TL;DR
This paper introduces a new evaluation framework for sparse autoencoders that assesses their ability to produce interpretable monosemantic features, especially for polysemous words, revealing insights into their internal mechanisms and limitations.
Contribution
It proposes a suite of semantic evaluation metrics for SAEs, highlighting their strengths and weaknesses in capturing polysemy, and offers insights into how LLMs distinguish multiple meanings within words.
Findings
SAEs optimized for MSE-L0 may reduce interpretability.
Deeper layers and Attention modules help distinguish polysemy.

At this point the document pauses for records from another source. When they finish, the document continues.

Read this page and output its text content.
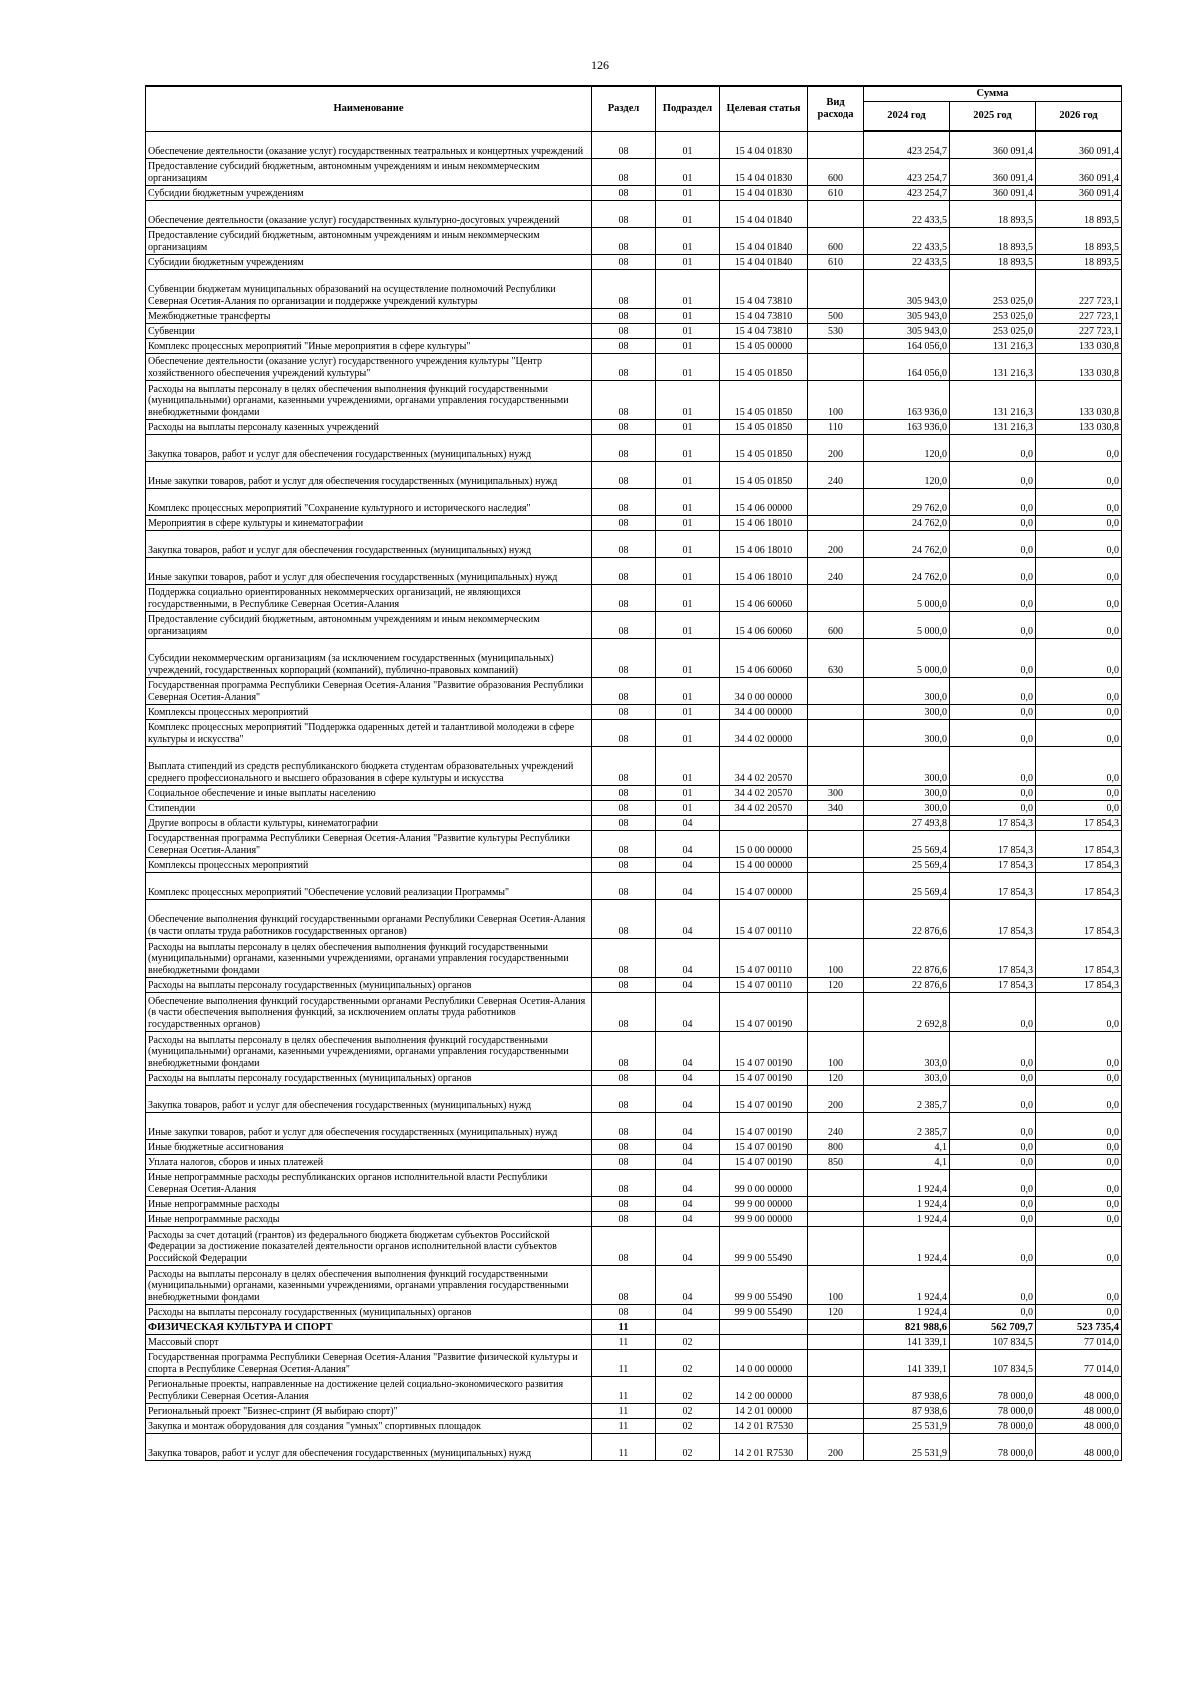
126
Наименование	Раздел	Подраздел	Целевая статья	Вид расхода	Сумма		
					2024 год	2025 год	2026 год
Обеспечение деятельности (оказание услуг) государственных театральных и концертных учреждений	08	01	15 4 04 01830		423 254,7	360 091,4	360 091,4
Предоставление субсидий бюджетным, автономным учреждениям и иным некоммерческим организациям	08	01	15 4 04 01830	600	423 254,7	360 091,4	360 091,4
Субсидии бюджетным учреждениям	08	01	15 4 04 01830	610	423 254,7	360 091,4	360 091,4
Обеспечение деятельности (оказание услуг) государственных культурно-досуговых учреждений	08	01	15 4 04 01840		22 433,5	18 893,5	18 893,5
Предоставление субсидий бюджетным, автономным учреждениям и иным некоммерческим организациям	08	01	15 4 04 01840	600	22 433,5	18 893,5	18 893,5
Субсидии бюджетным учреждениям	08	01	15 4 04 01840	610	22 433,5	18 893,5	18 893,5
Субвенции бюджетам муниципальных образований на осуществление полномочий Республики Северная Осетия-Алания по организации и поддержке учреждений культуры	08	01	15 4 04 73810		305 943,0	253 025,0	227 723,1
Межбюджетные трансферты	08	01	15 4 04 73810	500	305 943,0	253 025,0	227 723,1
Субвенции	08	01	15 4 04 73810	530	305 943,0	253 025,0	227 723,1
Комплекс процессных мероприятий "Иные мероприятия в сфере культуры"	08	01	15 4 05 00000		164 056,0	131 216,3	133 030,8
Обеспечение деятельности (оказание услуг) государственного учреждения культуры "Центр хозяйственного обеспечения учреждений культуры"	08	01	15 4 05 01850		164 056,0	131 216,3	133 030,8
Расходы на выплаты персоналу в целях обеспечения выполнения функций государственными (муниципальными) органами, казенными учреждениями, органами управления государственными внебюджетными фондами	08	01	15 4 05 01850	100	163 936,0	131 216,3	133 030,8
Расходы на выплаты персоналу казенных учреждений	08	01	15 4 05 01850	110	163 936,0	131 216,3	133 030,8
Закупка товаров, работ и услуг для обеспечения государственных (муниципальных) нужд	08	01	15 4 05 01850	200	120,0	0,0	0,0
Иные закупки товаров, работ и услуг для обеспечения государственных (муниципальных) нужд	08	01	15 4 05 01850	240	120,0	0,0	0,0
Комплекс процессных мероприятий "Сохранение культурного и исторического наследия"	08	01	15 4 06 00000		29 762,0	0,0	0,0
Мероприятия в сфере культуры и кинематографии	08	01	15 4 06 18010		24 762,0	0,0	0,0
Закупка товаров, работ и услуг для обеспечения государственных (муниципальных) нужд	08	01	15 4 06 18010	200	24 762,0	0,0	0,0
Иные закупки товаров, работ и услуг для обеспечения государственных (муниципальных) нужд	08	01	15 4 06 18010	240	24 762,0	0,0	0,0
Поддержка социально ориентированных некоммерческих организаций, не являющихся государственными, в Республике Северная Осетия-Алания	08	01	15 4 06 60060		5 000,0	0,0	0,0
Предоставление субсидий бюджетным, автономным учреждениям и иным некоммерческим организациям	08	01	15 4 06 60060	600	5 000,0	0,0	0,0
Субсидии некоммерческим организациям (за исключением государственных (муниципальных) учреждений, государственных корпораций (компаний), публично-правовых компаний)	08	01	15 4 06 60060	630	5 000,0	0,0	0,0
Государственная программа Республики Северная Осетия-Алания "Развитие образования Республики Северная Осетия-Алания"	08	01	34 0 00 00000		300,0	0,0	0,0
Комплексы процессных мероприятий	08	01	34 4 00 00000		300,0	0,0	0,0
Комплекс процессных мероприятий "Поддержка одаренных детей и талантливой молодежи в сфере культуры и искусства"	08	01	34 4 02 00000		300,0	0,0	0,0
Выплата стипендий из средств республиканского бюджета студентам образовательных учреждений среднего профессионального и высшего образования в сфере культуры и искусства	08	01	34 4 02 20570		300,0	0,0	0,0
Социальное обеспечение и иные выплаты населению	08	01	34 4 02 20570	300	300,0	0,0	0,0
Стипендии	08	01	34 4 02 20570	340	300,0	0,0	0,0
Другие вопросы в области культуры, кинематографии	08	04			27 493,8	17 854,3	17 854,3
Государственная программа Республики Северная Осетия-Алания "Развитие культуры Республики Северная Осетия-Алания"	08	04	15 0 00 00000		25 569,4	17 854,3	17 854,3
Комплексы процессных мероприятий	08	04	15 4 00 00000		25 569,4	17 854,3	17 854,3
Комплекс процессных мероприятий "Обеспечение условий реализации Программы"	08	04	15 4 07 00000		25 569,4	17 854,3	17 854,3
Обеспечение выполнения функций государственными органами Республики Северная Осетия-Алания (в части оплаты труда работников государственных органов)	08	04	15 4 07 00110		22 876,6	17 854,3	17 854,3
Расходы на выплаты персоналу в целях обеспечения выполнения функций государственными (муниципальными) органами, казенными учреждениями, органами управления государственными внебюджетными фондами	08	04	15 4 07 00110	100	22 876,6	17 854,3	17 854,3
Расходы на выплаты персоналу государственных (муниципальных) органов	08	04	15 4 07 00110	120	22 876,6	17 854,3	17 854,3
Обеспечение выполнения функций государственными органами Республики Северная Осетия-Алания (в части обеспечения выполнения функций, за исключением оплаты труда работников государственных органов)	08	04	15 4 07 00190		2 692,8	0,0	0,0
Расходы на выплаты персоналу в целях обеспечения выполнения функций государственными (муниципальными) органами, казенными учреждениями, органами управления государственными внебюджетными фондами	08	04	15 4 07 00190	100	303,0	0,0	0,0
Расходы на выплаты персоналу государственных (муниципальных) органов	08	04	15 4 07 00190	120	303,0	0,0	0,0
Закупка товаров, работ и услуг для обеспечения государственных (муниципальных) нужд	08	04	15 4 07 00190	200	2 385,7	0,0	0,0
Иные закупки товаров, работ и услуг для обеспечения государственных (муниципальных) нужд	08	04	15 4 07 00190	240	2 385,7	0,0	0,0
Иные бюджетные ассигнования	08	04	15 4 07 00190	800	4,1	0,0	0,0
Уплата налогов, сборов и иных платежей	08	04	15 4 07 00190	850	4,1	0,0	0,0
Иные непрограммные расходы республиканских органов исполнительной власти Республики Северная Осетия-Алания	08	04	99 0 00 00000		1 924,4	0,0	0,0
Иные непрограммные расходы	08	04	99 9 00 00000		1 924,4	0,0	0,0
Иные непрограммные расходы	08	04	99 9 00 00000		1 924,4	0,0	0,0
Расходы за счет дотаций (грантов) из федерального бюджета бюджетам субъектов Российской Федерации за достижение показателей деятельности органов исполнительной власти субъектов Российской Федерации	08	04	99 9 00 55490		1 924,4	0,0	0,0
Расходы на выплаты персоналу в целях обеспечения выполнения функций государственными (муниципальными) органами, казенными учреждениями, органами управления государственными внебюджетными фондами	08	04	99 9 00 55490	100	1 924,4	0,0	0,0
Расходы на выплаты персоналу государственных (муниципальных) органов	08	04	99 9 00 55490	120	1 924,4	0,0	0,0
ФИЗИЧЕСКАЯ КУЛЬТУРА И СПОРТ	11				821 988,6	562 709,7	523 735,4
Массовый спорт	11	02			141 339,1	107 834,5	77 014,0
Государственная программа Республики Северная Осетия-Алания "Развитие физической культуры и спорта в Республике Северная Осетия-Алания"	11	02	14 0 00 00000		141 339,1	107 834,5	77 014,0
Региональные проекты, направленные на достижение целей социально-экономического развития Республики Северная Осетия-Алания	11	02	14 2 00 00000		87 938,6	78 000,0	48 000,0
Региональный проект "Бизнес-спринт (Я выбираю спорт)"	11	02	14 2 01 00000		87 938,6	78 000,0	48 000,0
Закупка и монтаж оборудования для создания "умных" спортивных площадок	11	02	14 2 01 R7530		25 531,9	78 000,0	48 000,0
Закупка товаров, работ и услуг для обеспечения государственных (муниципальных) нужд	11	02	14 2 01 R7530	200	25 531,9	78 000,0	48 000,0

Semantic evaluation reveals limitations of traditional SAE metrics.
Abstract
Sparse autoencoders (SAEs) have gained a lot of attention as a promising tool to improve the interpretability of large language models (LLMs) by mapping the complex superposition of polysemantic neurons into monosemantic features and composing a sparse dictionary of words. However, traditional performance metrics like Mean Squared Error and L0 sparsity ignore the evaluation of the semantic representational power of SAEs -- whether they can acquire interpretable monosemantic features while preserving the semantic relationship of words. For instance, it is not obvious whether a learned sparse feature could distinguish different meanings in one word. In this paper, we propose a suite of evaluations for SAEs to analyze the quality of monosemantic features by focusing on polysemous words. Our findings reveal that SAEs developed to improve the MSE-L0 Pareto frontier may confuse…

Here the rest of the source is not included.